İlk yıllarda başlayan ordu-sivil yönetim ilişkisinin ayrıntıları hatırlanırsa bunun ne kadar kuvvetli bir iddia olduğu anlaşılır.
Yani, sanıldığının tersine genç subaylar değişime, dönüşüme, demokratikleşmeye kapalı bir kesim değildir. Tam tersine Türkiye'deki siyasal modernleşmenin kurucu bir unsuru olarak ordu ve özellikle genç subaylar tarihsel bakımdan da değişim/dönüşüm yanlısı olmuştur. Hemen belirteyim ki, söz konusu değişimin Türkiye'deki ana/temel anlamı demokratikleşmedir. Demokrasiyi dışlayan bir dönüşüm hele bugünkü dünyada hiçbir şey ifade etmez.

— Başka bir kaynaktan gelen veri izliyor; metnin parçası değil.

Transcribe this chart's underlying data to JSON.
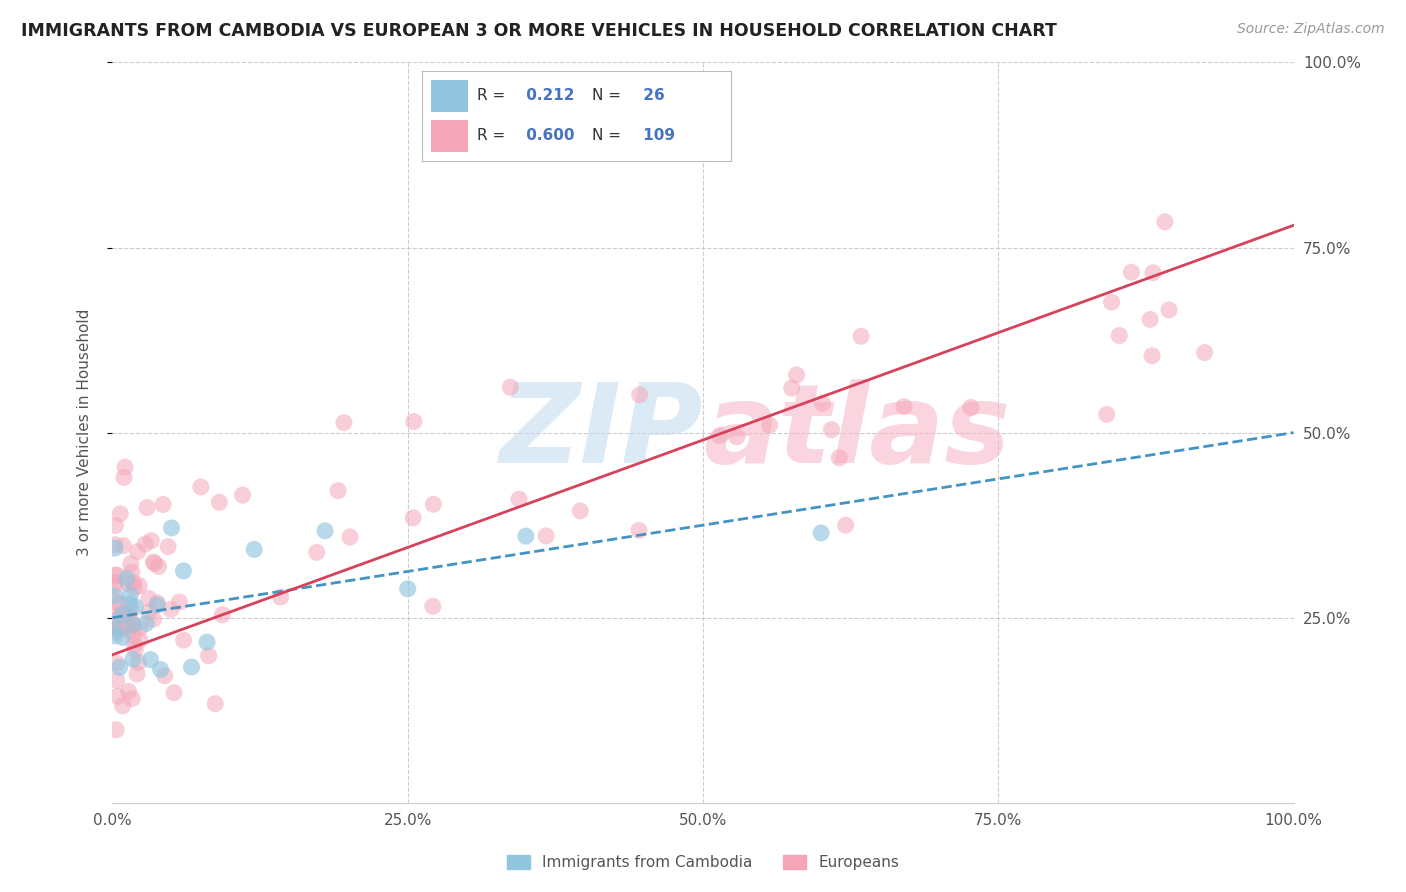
{
  "title": "IMMIGRANTS FROM CAMBODIA VS EUROPEAN 3 OR MORE VEHICLES IN HOUSEHOLD CORRELATION CHART",
  "source": "Source: ZipAtlas.com",
  "xlabel": "Immigrants from Cambodia",
  "ylabel": "3 or more Vehicles in Household",
  "legend_label1": "Immigrants from Cambodia",
  "legend_label2": "Europeans",
  "R1": 0.212,
  "N1": 26,
  "R2": 0.6,
  "N2": 109,
  "color1": "#92c5de",
  "color2": "#f4a6b8",
  "line_color1": "#4393c3",
  "line_color2": "#d6425a",
  "background_color": "#ffffff",
  "grid_color": "#cccccc",
  "watermark_color_zip": "#c6dcef",
  "watermark_color_atlas": "#f7b8c8",
  "text_color": "#555555",
  "blue_line_start_y": 25.0,
  "blue_line_end_y": 50.0,
  "pink_line_start_y": 20.0,
  "pink_line_end_y": 78.0,
  "xlim": [
    0,
    100
  ],
  "ylim": [
    0,
    100
  ],
  "xticks": [
    0,
    25,
    50,
    75,
    100
  ],
  "yticks": [
    25,
    50,
    75,
    100
  ],
  "xticklabels": [
    "0.0%",
    "25.0%",
    "50.0%",
    "75.0%",
    "100.0%"
  ],
  "yticklabels": [
    "25.0%",
    "50.0%",
    "75.0%",
    "100.0%"
  ]
}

Böyle değerlendirilirse şu sıralar Türkiye'de cereyan eden tartışmaların yönü, yörüngesi bütünüyle değişir. Şimdi Ergenekon adı altında devam eden soruşturmalar ve yargılamalar, ordu etrafında cereyan eden tartışmalar özünde eski anlayışla yeni anlayışın, eski tarz siyasetle yeni tarz siyasetin zıtlaşmasından kaynaklanmaktadır.

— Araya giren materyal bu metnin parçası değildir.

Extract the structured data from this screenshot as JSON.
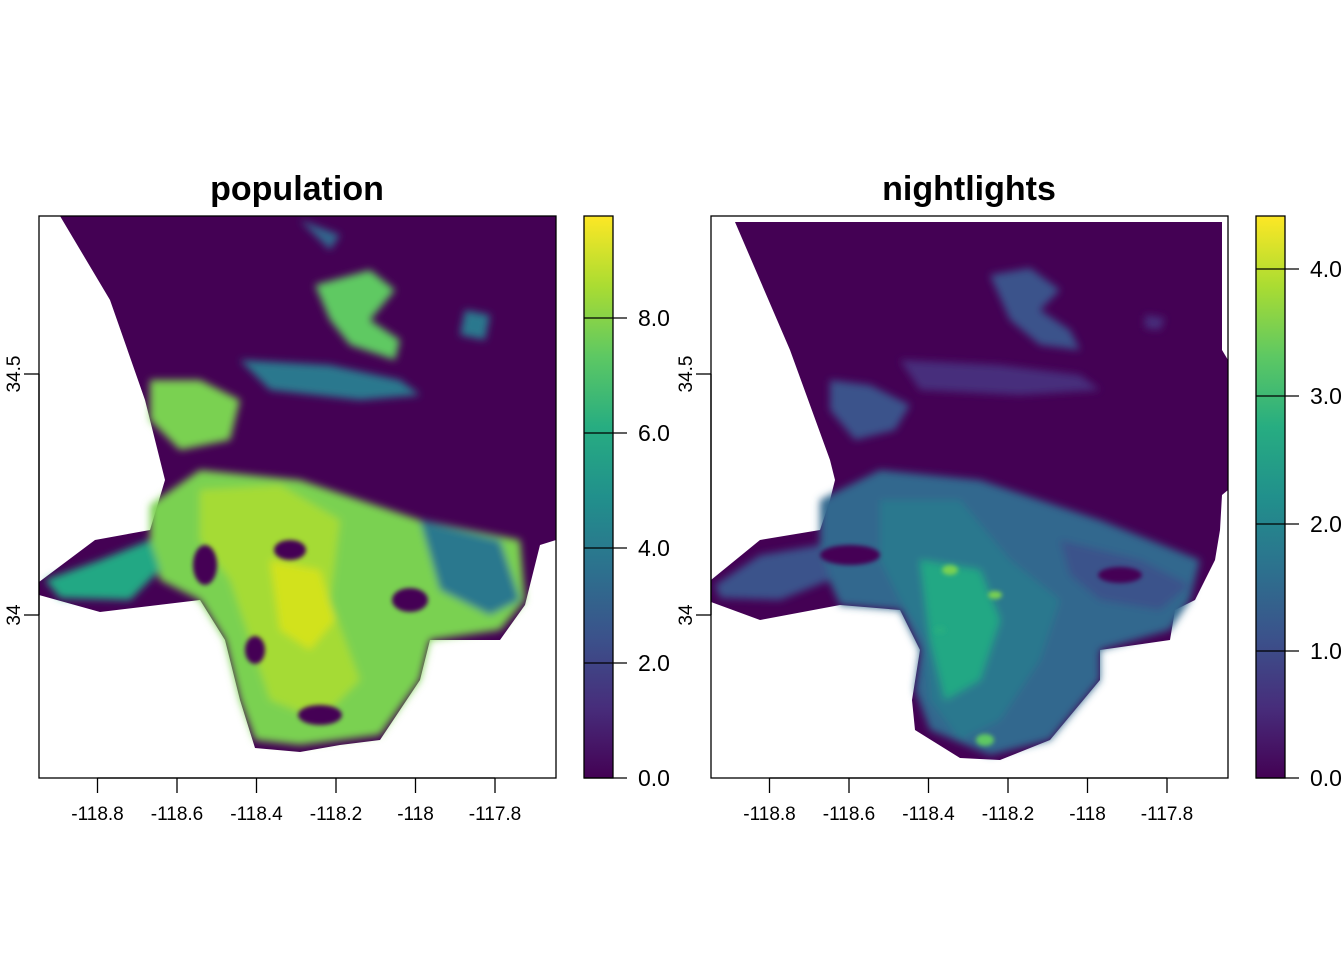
{
  "chart_data": [
    {
      "type": "heatmap",
      "title": "population",
      "xlabel": "",
      "ylabel": "",
      "x_ticks": [
        "-118.8",
        "-118.6",
        "-118.4",
        "-118.2",
        "-118",
        "-117.8"
      ],
      "x_tick_values": [
        -118.8,
        -118.6,
        -118.4,
        -118.2,
        -118.0,
        -117.8
      ],
      "y_ticks": [
        "34",
        "34.5"
      ],
      "y_tick_values": [
        34.0,
        34.5
      ],
      "xlim": [
        -118.95,
        -117.65
      ],
      "ylim": [
        33.67,
        34.83
      ],
      "colorbar": {
        "ticks": [
          "0.0",
          "2.0",
          "4.0",
          "6.0",
          "8.0"
        ],
        "tick_values": [
          0,
          2,
          4,
          6,
          8
        ],
        "range": [
          0,
          9.7
        ],
        "colormap": "viridis"
      },
      "legend": "right",
      "grid": false
    },
    {
      "type": "heatmap",
      "title": "nightlights",
      "xlabel": "",
      "ylabel": "",
      "x_ticks": [
        "-118.8",
        "-118.6",
        "-118.4",
        "-118.2",
        "-118",
        "-117.8"
      ],
      "x_tick_values": [
        -118.8,
        -118.6,
        -118.4,
        -118.2,
        -118.0,
        -117.8
      ],
      "y_ticks": [
        "34",
        "34.5"
      ],
      "y_tick_values": [
        34.0,
        34.5
      ],
      "xlim": [
        -118.95,
        -117.65
      ],
      "ylim": [
        33.67,
        34.83
      ],
      "colorbar": {
        "ticks": [
          "0.0",
          "1.0",
          "2.0",
          "3.0",
          "4.0"
        ],
        "tick_values": [
          0,
          1,
          2,
          3,
          4
        ],
        "range": [
          0,
          4.4
        ],
        "colormap": "viridis"
      },
      "legend": "right",
      "grid": false
    }
  ],
  "colors": {
    "viridis_0": "#440154",
    "viridis_25": "#3b528b",
    "viridis_50": "#21908c",
    "viridis_75": "#5dc863",
    "viridis_100": "#fde725"
  }
}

Ordunun büyük bölümü yenilikten, değişimden ve demokratikleşmeden yanadır. Bu yenilikçi kanat kendi içindeki eski zihniyeti tasfiye etmektedir. Bu konudaki en çarpıcı karinem bugün yargılanan kesimin yıllar yılı Türkiye yüzünü AB'ye değil Avrasya'ya dönsün şeklindeki iddiasıdır. Ordu ve genç subaylar bunu mu benimseyecekti? Haydi bir grup benimsedi diyelim bütün ordu bunu mu sahiplenecekti?

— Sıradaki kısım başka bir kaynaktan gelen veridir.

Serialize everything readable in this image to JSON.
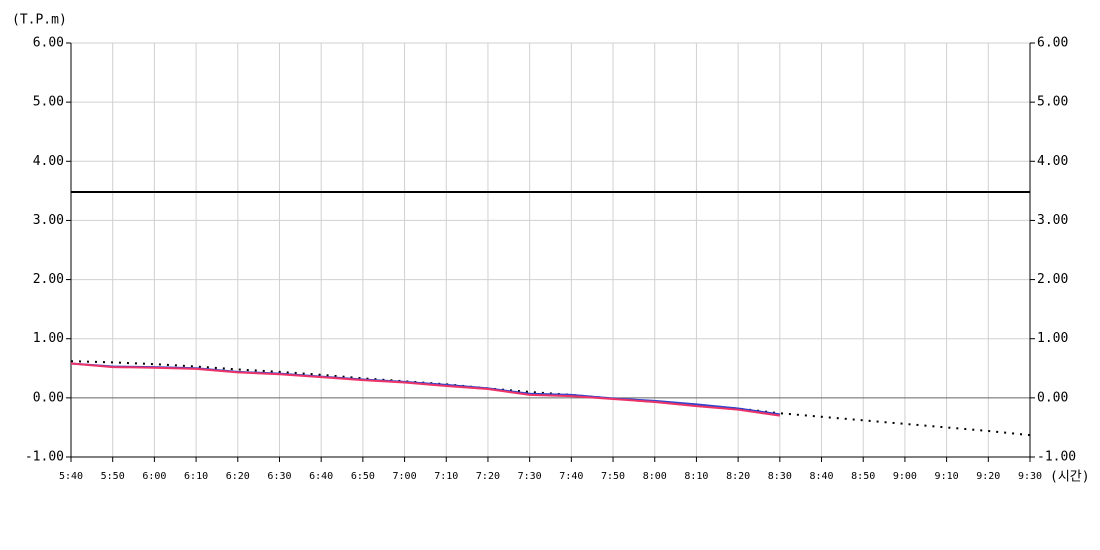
{
  "chart_data": {
    "type": "line",
    "y_label": "(T.P.m)",
    "x_label": "(시간)",
    "categories": [
      "5:40",
      "5:50",
      "6:00",
      "6:10",
      "6:20",
      "6:30",
      "6:40",
      "6:50",
      "7:00",
      "7:10",
      "7:20",
      "7:30",
      "7:40",
      "7:50",
      "8:00",
      "8:10",
      "8:20",
      "8:30",
      "8:40",
      "8:50",
      "9:00",
      "9:10",
      "9:20",
      "9:30"
    ],
    "series": [
      {
        "color": "#000000",
        "dash": "2,6",
        "values": [
          0.62,
          0.6,
          0.57,
          0.53,
          0.48,
          0.44,
          0.39,
          0.33,
          0.28,
          0.23,
          0.16,
          0.1,
          0.05,
          -0.01,
          -0.07,
          -0.12,
          -0.18,
          -0.26,
          -0.32,
          -0.38,
          -0.44,
          -0.5,
          -0.56,
          -0.63
        ]
      },
      {
        "color": "#3344cc",
        "values": [
          0.58,
          0.53,
          0.52,
          0.5,
          0.44,
          0.41,
          0.36,
          0.31,
          0.27,
          0.22,
          0.16,
          0.07,
          0.05,
          -0.01,
          -0.05,
          -0.11,
          -0.18,
          -0.28,
          null,
          null,
          null,
          null,
          null,
          null
        ]
      },
      {
        "color": "#ee3366",
        "values": [
          0.58,
          0.52,
          0.51,
          0.49,
          0.43,
          0.4,
          0.35,
          0.3,
          0.26,
          0.2,
          0.15,
          0.05,
          0.03,
          -0.02,
          -0.07,
          -0.14,
          -0.2,
          -0.3,
          null,
          null,
          null,
          null,
          null,
          null
        ]
      }
    ],
    "reference_line": {
      "value": 3.48,
      "color": "#000000"
    },
    "ylim": [
      -1,
      6
    ],
    "yticks": [
      {
        "value": -1,
        "label": "-1.00"
      },
      {
        "value": 0,
        "label": "0.00"
      },
      {
        "value": 1,
        "label": "1.00"
      },
      {
        "value": 2,
        "label": "2.00"
      },
      {
        "value": 3,
        "label": "3.00"
      },
      {
        "value": 4,
        "label": "4.00"
      },
      {
        "value": 5,
        "label": "5.00"
      },
      {
        "value": 6,
        "label": "6.00"
      }
    ],
    "y2lim": [
      -1,
      6
    ],
    "y2ticks": [
      {
        "value": -1,
        "label": "-1.00"
      },
      {
        "value": 0,
        "label": "0.00"
      },
      {
        "value": 1,
        "label": "1.00"
      },
      {
        "value": 2,
        "label": "2.00"
      },
      {
        "value": 3,
        "label": "3.00"
      },
      {
        "value": 4,
        "label": "4.00"
      },
      {
        "value": 5,
        "label": "5.00"
      },
      {
        "value": 6,
        "label": "6.00"
      }
    ],
    "grid": true
  }
}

Türkiye'de yetersiz, eksik, zaman zaman sorunlu bir demokratikleşme var. Ordunun buna kayıtsız kaldığı söylenemez. 1960'lara nazaran çok daha ileri eğitim alan, dünyayla çok daha içli dışlı olan kadroların bütün ulusları ve toplumları çapraz biçimde kesen demokratikleşme dalgasına göz kapaması kadar abes bir şey tahayyül edilemez. Rahatsızsa genç subaylar ancak demokratikleşmenin ve dönüşümün yavaşlığından, yetersizliğinden rahatsız olur.
Tersinden bakınca her şey ne kadar farklı ve kimse bazı kavramların arkasına saklanıp kendi içinden geçeni başkasına mal ederek söylemesin.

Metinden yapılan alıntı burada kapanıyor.